I'm in 6th block right now, typing away. I'm starting to sound like your average "Look at me, I can write and be descriptive and smart" student, so I'll stop with the details and just explain the title: "Why I'm Not Too Smart."

I feel as if liberals (left-wing, democrat, what have you) are very smart. They are all intellectually sound and confident in their, well, smartness. But I've come to find that most of them stand for the things I despise...abortion, gay rights (as if they're not already in their rights), etc. (By the way, I reserve the right to express my views in this blog, with no intention of offending anyone. I just want to be honest.)

Maybe God made us this way. When we get too smart, we start believing our own ideas, like evolution, for example. Discovering things and analyzing them, giving lofty speeches, these are the ways in which we empower ourselves mentally. After being full of "the smart," we come up with ways to be number 1, so that no one stands beyond us or above us. Truth is, someone does stand above us, and He's the only reason we're allowed to think the way we do, even breathe.

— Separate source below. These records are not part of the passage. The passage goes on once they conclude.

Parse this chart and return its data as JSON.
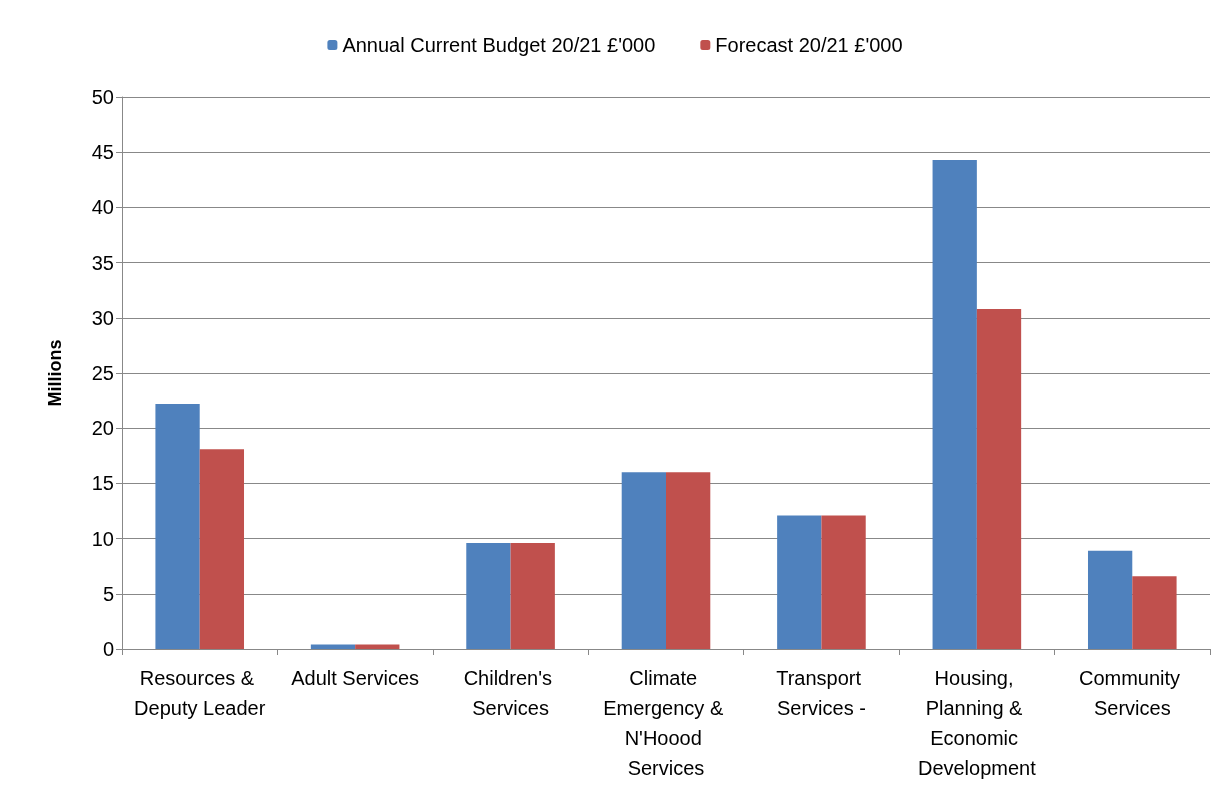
{
  "chart_data": {
    "type": "bar",
    "ylabel": "Millions",
    "categories": [
      "Resources & Deputy Leader",
      "Adult Services",
      "Children's Services",
      "Climate Emergency & N'Hoood Services",
      "Transport Services -",
      "Housing, Planning & Economic Development",
      "Community Services"
    ],
    "series": [
      {
        "name": "Annual Current Budget 20/21 £'000",
        "color": "#4f81bd",
        "values": [
          22.2,
          0.4,
          9.6,
          16.0,
          12.1,
          44.3,
          8.9
        ]
      },
      {
        "name": "Forecast 20/21 £'000",
        "color": "#c0504d",
        "values": [
          18.1,
          0.4,
          9.6,
          16.0,
          12.1,
          30.8,
          6.6
        ]
      }
    ],
    "ylim": [
      0,
      50
    ],
    "yticks": [
      0,
      5,
      10,
      15,
      20,
      25,
      30,
      35,
      40,
      45,
      50
    ],
    "grid": "y",
    "legend": "top"
  }
}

I'm sure God appreciates intellectuals, always thinking, using their God-gifted brains. But no one is smarter than God. And by trying to convince ourselves that He's not there, or not relevant, or maybe just not listening, we're dumbing ourselves down big time. Most scientists will tell you the earth is millions of years old and that we are the product of plants and animals growing and changing overtime. And WE believe them, because they're just oh so smart. But if a two-year-old tried to explain the theory of evolution, it would probably sound something like this:

"There once was nothing. Just a big NOTHING. Then NOTHING exploded into SOMETHING and made THE WORLD. Then animals happened, and then there were PEOPLE. And that's what happened."

Does it really make any fucking sense? People take things that don't go together at all, and make them belief systems. The same goes for food, music, everything. Most of it was weird in the beginning, but then smart people started endorsing it, and it became completely normal. Fact. Is it weird that America was founded by Christians? Yep. Is God an interesting and weird mythological CONCEPT? Apparently.

Now picture this, coming from the mouth of a two-year-old:

"There once was nothing. Just GOD. Then GOD made THE WORLD. Then GOD made animals and then PEOPLE. And that's what happened."

It doesn't take a lifetime of research and "smartness" to say something that actually makes sense. The great truth, is that there are many children in the world who know more about life than the most acclaimed scientists in the world. And sadly, I don't see a trend starting.

God, this world is all yours. Help the few of us who are listening to change it.